Tramadol
Pain and inflammationAlso known as Ultram
Tramadol is a prescription pain reliever for moderate to fairly severe pain. Here's the honest part many people don't realize: it is an opioid. It changes how your brain senses pain, and it carries the serious opioid risks — it can be habit-forming, it can slow your breathing, and mixing it with alcohol or sedatives can be deadly. Used carefully, exactly as prescribed, and for the shortest time needed, it can be a useful tool.
How to take it
When
Exactly as prescribed — never more often, never a bigger dose.
Food
With or without food. Taking it with food can ease nausea.
Avoid
No alcohol.
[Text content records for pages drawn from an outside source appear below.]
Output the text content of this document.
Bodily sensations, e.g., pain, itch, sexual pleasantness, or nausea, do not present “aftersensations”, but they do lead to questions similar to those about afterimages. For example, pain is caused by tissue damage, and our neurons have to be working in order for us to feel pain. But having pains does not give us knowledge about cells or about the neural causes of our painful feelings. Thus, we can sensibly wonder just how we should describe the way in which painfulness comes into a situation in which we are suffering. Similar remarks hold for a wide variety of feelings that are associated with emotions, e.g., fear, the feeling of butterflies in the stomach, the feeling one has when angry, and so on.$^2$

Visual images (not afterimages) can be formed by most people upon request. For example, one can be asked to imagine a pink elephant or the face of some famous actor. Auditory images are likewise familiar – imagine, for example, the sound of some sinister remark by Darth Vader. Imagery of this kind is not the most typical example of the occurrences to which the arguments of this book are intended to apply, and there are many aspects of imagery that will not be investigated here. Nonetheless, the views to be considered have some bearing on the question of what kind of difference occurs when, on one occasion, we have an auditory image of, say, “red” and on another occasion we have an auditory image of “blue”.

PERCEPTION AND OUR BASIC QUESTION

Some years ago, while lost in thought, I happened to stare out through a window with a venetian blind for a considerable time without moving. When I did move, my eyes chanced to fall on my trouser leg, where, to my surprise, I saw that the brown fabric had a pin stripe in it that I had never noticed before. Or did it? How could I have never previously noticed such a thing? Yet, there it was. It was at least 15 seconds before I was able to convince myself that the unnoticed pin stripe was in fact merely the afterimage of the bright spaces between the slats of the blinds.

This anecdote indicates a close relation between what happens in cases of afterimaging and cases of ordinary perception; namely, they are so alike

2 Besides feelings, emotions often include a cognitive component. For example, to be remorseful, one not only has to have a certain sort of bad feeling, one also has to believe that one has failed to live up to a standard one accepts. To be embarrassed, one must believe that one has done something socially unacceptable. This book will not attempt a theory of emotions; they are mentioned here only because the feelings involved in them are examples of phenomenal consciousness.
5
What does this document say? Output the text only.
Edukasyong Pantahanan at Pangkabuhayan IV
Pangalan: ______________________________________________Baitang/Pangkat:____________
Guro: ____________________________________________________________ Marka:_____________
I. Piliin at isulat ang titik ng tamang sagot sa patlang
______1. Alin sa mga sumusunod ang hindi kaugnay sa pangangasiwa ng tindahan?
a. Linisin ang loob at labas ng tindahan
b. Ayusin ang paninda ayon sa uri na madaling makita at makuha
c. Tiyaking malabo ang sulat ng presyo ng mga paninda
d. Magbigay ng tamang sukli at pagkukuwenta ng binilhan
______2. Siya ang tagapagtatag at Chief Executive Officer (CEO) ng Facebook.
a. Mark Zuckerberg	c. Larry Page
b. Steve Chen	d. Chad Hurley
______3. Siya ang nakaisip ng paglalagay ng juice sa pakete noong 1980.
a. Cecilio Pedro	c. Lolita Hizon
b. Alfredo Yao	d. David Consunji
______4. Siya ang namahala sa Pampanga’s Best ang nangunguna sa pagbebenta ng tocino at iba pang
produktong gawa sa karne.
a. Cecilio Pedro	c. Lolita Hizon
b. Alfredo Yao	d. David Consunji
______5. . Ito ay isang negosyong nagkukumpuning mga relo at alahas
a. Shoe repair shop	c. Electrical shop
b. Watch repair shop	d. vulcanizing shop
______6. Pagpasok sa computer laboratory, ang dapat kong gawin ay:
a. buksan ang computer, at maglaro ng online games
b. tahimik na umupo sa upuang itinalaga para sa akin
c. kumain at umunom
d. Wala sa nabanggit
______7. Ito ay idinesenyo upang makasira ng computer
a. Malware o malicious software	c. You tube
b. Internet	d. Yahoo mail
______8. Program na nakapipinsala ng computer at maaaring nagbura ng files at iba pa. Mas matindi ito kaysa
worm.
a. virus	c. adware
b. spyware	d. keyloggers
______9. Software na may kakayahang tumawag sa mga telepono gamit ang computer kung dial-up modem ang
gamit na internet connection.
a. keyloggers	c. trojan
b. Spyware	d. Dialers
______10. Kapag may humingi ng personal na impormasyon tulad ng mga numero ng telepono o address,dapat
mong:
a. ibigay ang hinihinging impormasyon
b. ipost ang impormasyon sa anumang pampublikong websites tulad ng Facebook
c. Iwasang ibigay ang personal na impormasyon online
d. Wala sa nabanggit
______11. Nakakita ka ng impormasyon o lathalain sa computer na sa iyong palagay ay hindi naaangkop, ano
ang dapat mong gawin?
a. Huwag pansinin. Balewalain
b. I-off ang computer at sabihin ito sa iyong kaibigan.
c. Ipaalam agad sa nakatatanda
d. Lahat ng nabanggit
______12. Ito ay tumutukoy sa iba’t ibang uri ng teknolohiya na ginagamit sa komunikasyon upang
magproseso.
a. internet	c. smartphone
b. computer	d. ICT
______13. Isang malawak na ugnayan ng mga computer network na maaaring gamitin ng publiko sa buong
Don't combine with benzodiazepines, sleep medicines, or other sedatives unless your doctor specifically okayed it — the combination can stop your breathing.
Habit-forming?
Yes. Never share it with anyone, store it out of reach of children (accidental swallowing can be fatal), and don't stop suddenly after regular use — ask your doctor how to taper.
Missed a dose?
If you take it on a schedule and miss a dose, take it when you remember unless it's close to the next one — then skip it. Never double up.
Common side effects
- Drowsiness or dizziness
- Nausea or vomiting
- Constipation
- Headache
- Sweating
Call a doctor if
- Slow, shallow, or stopped breathing, or someone you can't wake up — call emergency services immediately.
- A seizure — tramadol raises seizure risk. Call emergency services.
- Agitation, fever, racing heart, shivering, or muscle twitching — could be serotonin syndrome, especially if you also take antidepressants. Get help now.
- Swelling of the face or throat, or trouble breathing after a dose — call emergency services.
- A child got into it — this is an emergency even for a small amount. Call emergency services or Poison Control immediately.